19.  In our view, the element of instigation as understood within the meaning of Section 107 IPC is duly satisfied in this case in view of the provisions of Section 113-A of the Indian Evidence Act, 1872, which provides for a presumption to be arrived at regarding abetment of suicide by a married woman and certain criteria are also laid down therein. The first criterion is that such suicide must have been committed within 7 years from the date of the victim's marriage. Since Hirabai committed suicide in the 4th year of her marriage, such condition is duly satisfied. The second condition is that the husband or such relative of the husband had subjected the victim to cruelty which led to the commission of suicide by the victim. Section 113-A indicates that in such circumstances, the Court may presume, having regard to all the circumstances of the case, that such suicide had been abetted by her husband or by such relative of her husband.
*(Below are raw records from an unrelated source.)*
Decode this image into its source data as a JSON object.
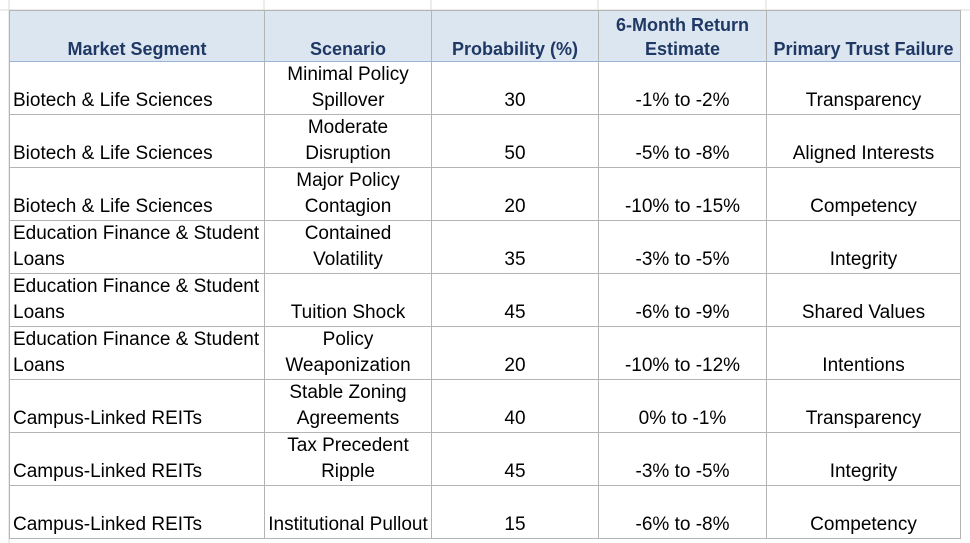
{
  "table": {
    "headers": [
      "Market Segment",
      "Scenario",
      "Probability (%)",
      "6-Month Return Estimate",
      "Primary Trust Failure"
    ],
    "rows": [
      {
        "segment": "Biotech & Life Sciences",
        "scenario": "Minimal Policy Spillover",
        "probability": "30",
        "return_estimate": "-1% to -2%",
        "trust_failure": "Transparency"
      },
      {
        "segment": "Biotech & Life Sciences",
        "scenario": "Moderate Disruption",
        "probability": "50",
        "return_estimate": "-5% to -8%",
        "trust_failure": "Aligned Interests"
      },
      {
        "segment": "Biotech & Life Sciences",
        "scenario": "Major Policy Contagion",
        "probability": "20",
        "return_estimate": "-10% to -15%",
        "trust_failure": "Competency"
      },
      {
        "segment": "Education Finance & Student Loans",
        "scenario": "Contained Volatility",
        "probability": "35",
        "return_estimate": "-3% to -5%",
        "trust_failure": "Integrity"
      },
      {
        "segment": "Education Finance & Student Loans",
        "scenario": "Tuition Shock",
        "probability": "45",
        "return_estimate": "-6% to -9%",
        "trust_failure": "Shared Values"
      },
      {
        "segment": "Education Finance & Student Loans",
        "scenario": "Policy Weaponization",
        "probability": "20",
        "return_estimate": "-10% to -12%",
        "trust_failure": "Intentions"
      },
      {
        "segment": "Campus-Linked REITs",
        "scenario": "Stable Zoning Agreements",
        "probability": "40",
        "return_estimate": "0% to -1%",
        "trust_failure": "Transparency"
      },
      {
        "segment": "Campus-Linked REITs",
        "scenario": "Tax Precedent Ripple",
        "probability": "45",
        "return_estimate": "-3% to -5%",
        "trust_failure": "Integrity"
      },
      {
        "segment": "Campus-Linked REITs",
        "scenario": "Institutional Pullout",
        "probability": "15",
        "return_estimate": "-6% to -8%",
        "trust_failure": "Competency"
      }
    ]
  },
  "colors": {
    "header_fill": "#dce6f1",
    "header_text": "#1f3864",
    "gridline": "#b4b4b4"
  }
}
In the Explanation to Section 113-A it has also been indicated that for the purpose of the said Section, the expression "cruelty" would have the same meaning as in Section 498-A IPC. Accordingly, if the degree of cruelty is such as to warrant a conviction under Section 498-A IPC, the same may be sufficient for a presumption to be drawn under Section 113-A of the Evidence Act in harmony with the provisions of Section 107 IPC.

20.  All the decisions on the point cited by Dr. Pandey, deal with the differences in relation to the provisions of Section 498-A and Section 306 IPC, except in Sushil Kumar Sharma's case (supra), where the provisions of Section 498-A IPC had been considered in the context of Section 304-B IPC. In that context, it was sought to be explained that the big difference between Section 306 IPC and 498- A IPC is that of intention. The provisions of Section 113-A of the Indian Evidence Act or its impact on an offence under Section 498-A IPC or Section 306 IPC vis-`-vis Section 107 IPC was not considered in any of these decisions.

21.  In our view, it is the said provision which makes all the difference as far as the present case is concerned. Section 113-A of the Evidence Act establishes a link between an offence under Section 498-A IPC, 107 IPC and 306 IPC, thereby permitting the Court to presume the commission of an offence under section 107 IPC on the basis of evidence adduced to prove an offence under Section 498-A 21 IPC. As mentioned hereinbefore, the evidence of P.Ws.2, 3, 7, 9, 11 and 13 is sufficient to establish the prosecution case against the Petitioner under Section 498-A IPC and Section 306 IPC.

22.  We, therefore, see no reason to interfere with the impugned judgment of the High Court or the Trial Court. The Special Leave Petition is, accordingly, dismissed.

................................................J. (ALTAMAS KABIR)

................................................J.